أَءِذَا مِتۡنَا وَكُنَّا تُرَابٗا وَعِظَٰمًا أَءِنَّا لَمَبۡعُوثُونَ ١٦
Öldüğümüz ve bir toprakla bir yığın kemik olduğumuz vakit mı? biz mi ba'solunacakmışız?
Öldüğümüzde, toprak ve kemik olduğumuzda mı, biz mi, diriltileceğiz?
“Gerçekten biz, ölüp bir toprak ve kemik yığını hâline geldikten sonra mı, biz mi tekrar diriltileceğiz?”
«Biz olub de bir toprak ve bir yığın kemik olduğumuz vakit mı, saahiden biz mi mutlakaa diriltilmiş olacağız»?.
Yani biz öldüğümüz, toprak ve kemik olduğumuz zaman mı dirilecekmişiz?
أَوَءَابَآؤُنَا ٱلۡأَوَّلُونَ ١٧
Evvelki atalarımız da mı?
Veya önceki babalarımız mı?
“Önceden gelip geçmiş atalarımız da mı?”
«Evvelki atalarımız da mı?»
Bizden önceki atalarımızda mı dirilecek?
قُلۡ نَعَمۡ وَأَنتُمۡ دَٰخِرُونَ ١٨
De ki: evet, hem siz çok hor, hakîr olarak.
De ki: Evet, hem de hor ve hakir olarak.
De ki: “Evet, hem de siz aşağılanmış kimseler olarak (diriltileceksiniz).”
Sen de ki: «Evet (diriltileceksiniz). Hem siz (hepiniz) hor ve hakıyr olarak».
De ki; «Evet, hem de hor ve hakir olarak dirileceksiniz.»
فَإِنَّمَا هِيَ زَجۡرَةٞ وَٰحِدَةٞ فَإِذَا هُمۡ يَنظُرُونَ ١٩
Çünkü o bir zorlu kumandadan ibarettir derhal gözleri açılıverir.
O, sadece bir tek çığlıktır ki onların birden bire gözleri açılıverecektir.

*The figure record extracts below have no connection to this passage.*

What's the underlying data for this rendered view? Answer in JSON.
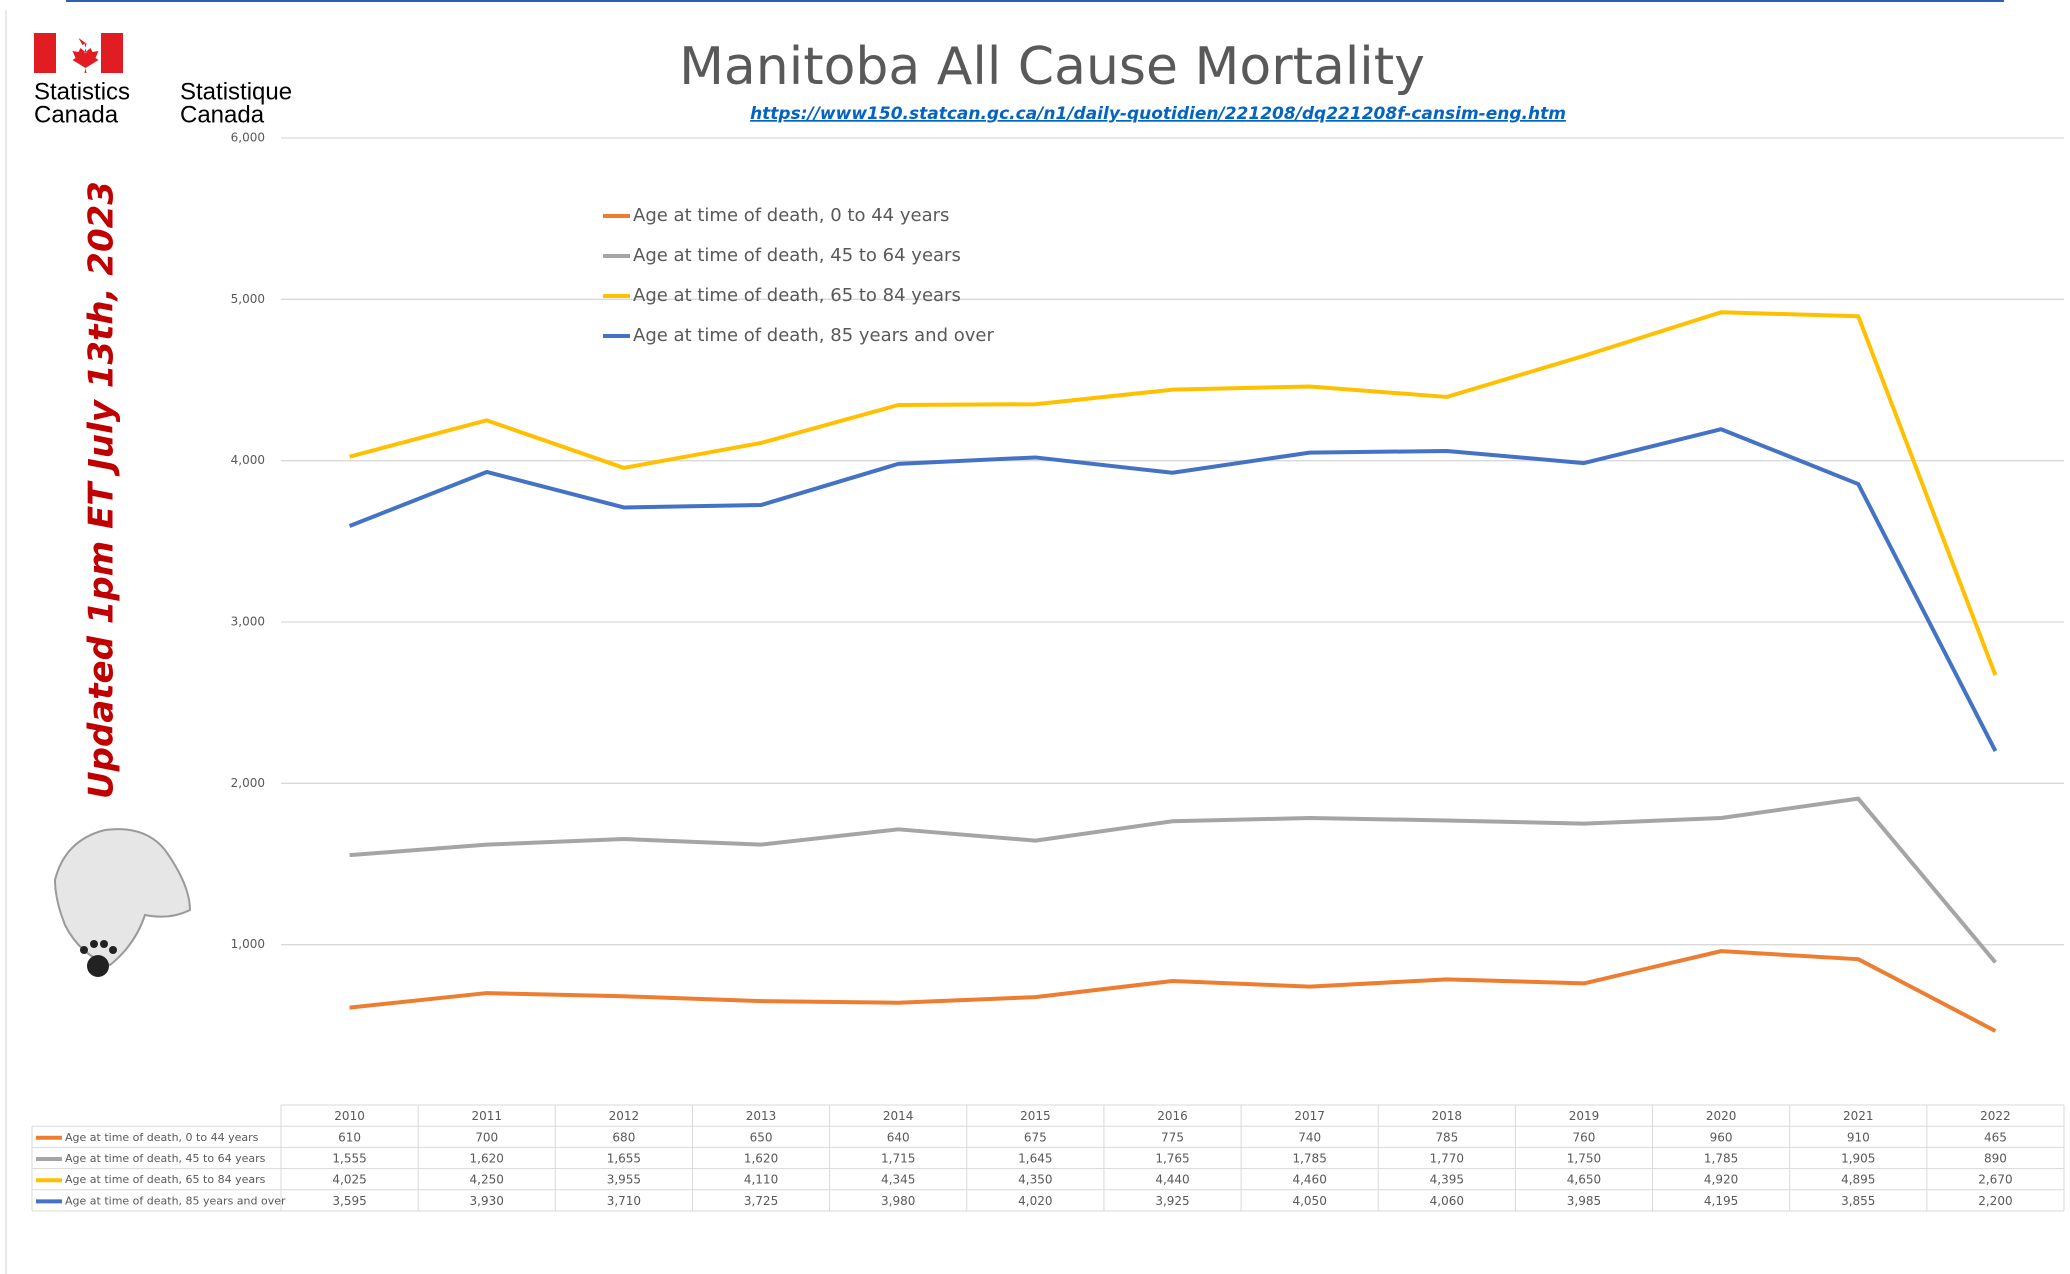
{
  "logo": {
    "english": [
      "Statistics",
      "Canada"
    ],
    "french": [
      "Statistique",
      "Canada"
    ]
  },
  "chart_data": {
    "type": "line",
    "title": "Manitoba All Cause Mortality",
    "subtitle": "https://www150.statcan.gc.ca/n1/daily-quotidien/221208/dq221208f-cansim-eng.htm",
    "annotation": "Updated 1pm ET July 13th, 2023",
    "categories": [
      "2010",
      "2011",
      "2012",
      "2013",
      "2014",
      "2015",
      "2016",
      "2017",
      "2018",
      "2019",
      "2020",
      "2021",
      "2022"
    ],
    "series": [
      {
        "name": "Age at time of death, 0 to 44 years",
        "color": "#ED7D31",
        "values": [
          610,
          700,
          680,
          650,
          640,
          675,
          775,
          740,
          785,
          760,
          960,
          910,
          465
        ],
        "value_labels": [
          "610",
          "700",
          "680",
          "650",
          "640",
          "675",
          "775",
          "740",
          "785",
          "760",
          "960",
          "910",
          "465"
        ]
      },
      {
        "name": "Age at time of death, 45 to 64 years",
        "color": "#A5A5A5",
        "values": [
          1555,
          1620,
          1655,
          1620,
          1715,
          1645,
          1765,
          1785,
          1770,
          1750,
          1785,
          1905,
          890
        ],
        "value_labels": [
          "1,555",
          "1,620",
          "1,655",
          "1,620",
          "1,715",
          "1,645",
          "1,765",
          "1,785",
          "1,770",
          "1,750",
          "1,785",
          "1,905",
          "890"
        ]
      },
      {
        "name": "Age at time of death, 65 to 84 years",
        "color": "#FFC000",
        "values": [
          4025,
          4250,
          3955,
          4110,
          4345,
          4350,
          4440,
          4460,
          4395,
          4650,
          4920,
          4895,
          2670
        ],
        "value_labels": [
          "4,025",
          "4,250",
          "3,955",
          "4,110",
          "4,345",
          "4,350",
          "4,440",
          "4,460",
          "4,395",
          "4,650",
          "4,920",
          "4,895",
          "2,670"
        ]
      },
      {
        "name": "Age at time of death, 85 years and over",
        "color": "#4472C4",
        "values": [
          3595,
          3930,
          3710,
          3725,
          3980,
          4020,
          3925,
          4050,
          4060,
          3985,
          4195,
          3855,
          2200
        ],
        "value_labels": [
          "3,595",
          "3,930",
          "3,710",
          "3,725",
          "3,980",
          "4,020",
          "3,925",
          "4,050",
          "4,060",
          "3,985",
          "4,195",
          "3,855",
          "2,200"
        ]
      }
    ],
    "ylim": [
      0,
      6000
    ],
    "yticks": [
      {
        "value": 1000,
        "label": "1,000"
      },
      {
        "value": 2000,
        "label": "2,000"
      },
      {
        "value": 3000,
        "label": "3,000"
      },
      {
        "value": 4000,
        "label": "4,000"
      },
      {
        "value": 5000,
        "label": "5,000"
      },
      {
        "value": 6000,
        "label": "6,000"
      }
    ],
    "grid": true
  }
}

O ancak şiddetli bir sesten ibarettir. Bir de bakarsın ki onlar (diriltilmiş hazır) beklemektedirler.
İşte o, ancak birtek sayhadan ibâretdir ki onların birden bire gözleri açılıverecekdir.

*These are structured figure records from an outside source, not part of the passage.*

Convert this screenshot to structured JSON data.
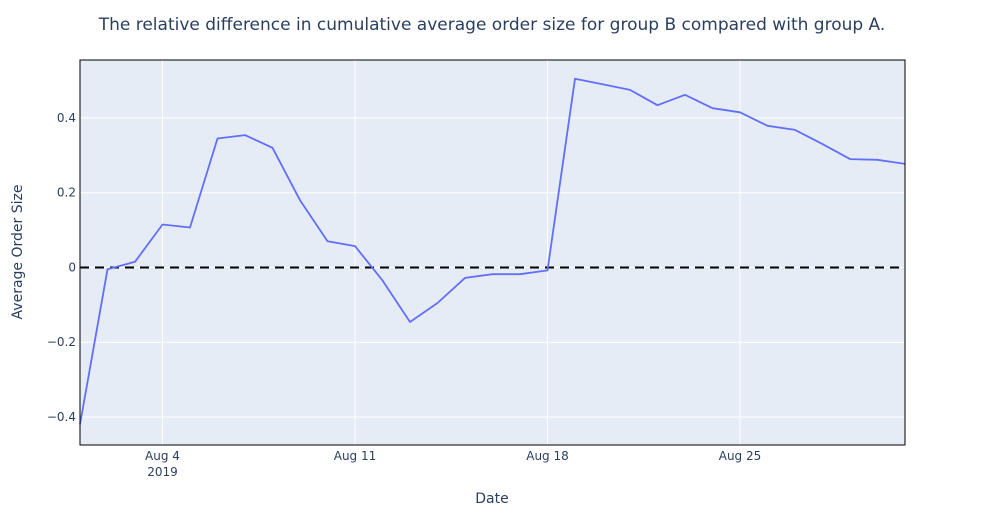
{
  "chart_data": {
    "type": "line",
    "title": "The relative difference in cumulative average order size for group B compared with group A.",
    "xlabel": "Date",
    "ylabel": "Average Order Size",
    "x_year_label": "2019",
    "x": [
      "2019-08-01",
      "2019-08-02",
      "2019-08-03",
      "2019-08-04",
      "2019-08-05",
      "2019-08-06",
      "2019-08-07",
      "2019-08-08",
      "2019-08-09",
      "2019-08-10",
      "2019-08-11",
      "2019-08-12",
      "2019-08-13",
      "2019-08-14",
      "2019-08-15",
      "2019-08-16",
      "2019-08-17",
      "2019-08-18",
      "2019-08-19",
      "2019-08-20",
      "2019-08-21",
      "2019-08-22",
      "2019-08-23",
      "2019-08-24",
      "2019-08-25",
      "2019-08-26",
      "2019-08-27",
      "2019-08-28",
      "2019-08-29",
      "2019-08-30",
      "2019-08-31"
    ],
    "series": [
      {
        "values": [
          -0.42,
          -0.005,
          0.015,
          0.115,
          0.107,
          0.345,
          0.354,
          0.32,
          0.18,
          0.07,
          0.057,
          -0.035,
          -0.146,
          -0.095,
          -0.028,
          -0.018,
          -0.018,
          -0.008,
          0.505,
          0.49,
          0.475,
          0.434,
          0.462,
          0.426,
          0.415,
          0.379,
          0.368,
          0.33,
          0.29,
          0.288,
          0.277
        ],
        "color": "#636efa"
      }
    ],
    "xticks": [
      {
        "date": "2019-08-04",
        "label": "Aug 4"
      },
      {
        "date": "2019-08-11",
        "label": "Aug 11"
      },
      {
        "date": "2019-08-18",
        "label": "Aug 18"
      },
      {
        "date": "2019-08-25",
        "label": "Aug 25"
      }
    ],
    "yticks": [
      {
        "value": -0.4,
        "label": "−0.4"
      },
      {
        "value": -0.2,
        "label": "−0.2"
      },
      {
        "value": 0,
        "label": "0"
      },
      {
        "value": 0.2,
        "label": "0.2"
      },
      {
        "value": 0.4,
        "label": "0.4"
      }
    ],
    "xlim": [
      "2019-08-01",
      "2019-08-31"
    ],
    "ylim": [
      -0.475,
      0.555
    ],
    "reference_line": {
      "y": 0,
      "style": "dashed",
      "color": "#000000"
    },
    "grid": true,
    "plot_background": "#e5ecf6",
    "legend": "none"
  }
}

O dirilme sahnesi korkunç bir çığlıktan ibarettir. Hemen o anda gözlerini birdenbire açıp etrafa bakacaklar.
وَقَالُواْ يَٰوَيۡلَنَا هَٰذَا يَوۡمُ ٱلدِّينِ ٢٠
Eyvah bizlere derler bu o din günü.
Ve dediler ki: Vay bize, bu; din günüdür.
Şöyle diyecekler: “Vay başımıza gelene! Bu beklenen ceza günüdür.”

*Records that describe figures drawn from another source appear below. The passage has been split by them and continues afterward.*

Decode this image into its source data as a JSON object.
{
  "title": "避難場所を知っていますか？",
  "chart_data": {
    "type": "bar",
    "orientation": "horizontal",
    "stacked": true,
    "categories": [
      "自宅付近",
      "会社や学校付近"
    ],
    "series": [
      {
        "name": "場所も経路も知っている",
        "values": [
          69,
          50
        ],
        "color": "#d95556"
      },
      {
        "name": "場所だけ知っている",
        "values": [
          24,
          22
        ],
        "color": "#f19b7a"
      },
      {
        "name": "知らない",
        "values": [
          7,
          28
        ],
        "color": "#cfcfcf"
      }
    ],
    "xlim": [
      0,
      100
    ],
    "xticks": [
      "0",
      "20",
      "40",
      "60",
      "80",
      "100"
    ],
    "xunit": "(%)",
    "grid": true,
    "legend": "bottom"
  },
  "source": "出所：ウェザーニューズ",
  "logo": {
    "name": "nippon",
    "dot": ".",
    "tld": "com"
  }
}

«Eyvah bize, derler, bu, ceza ve hesâb günüdür».
«Vah bize, bu ceza günüdür» derler.
هَٰذَا يَوۡمُ ٱلۡفَصۡلِ ٱلَّذِي كُنتُم بِهِۦ تُكَذِّبُونَ ٢١
Bu işte o sizin yalan dediğiniz fasıl günü.
Bu, ayırdetme günüdür ki siz, onu yalanlamıştınız.
Onlara, “İşte bu, yalanlamakta olduğunuz hüküm ve ayırım günüdür” denilir.
(Evet), bu, sizin tekzib eder olduğunuz ayırdetme günüdür.
Onlara «İşte bu yalanladığınız hüküm günüdür» denir.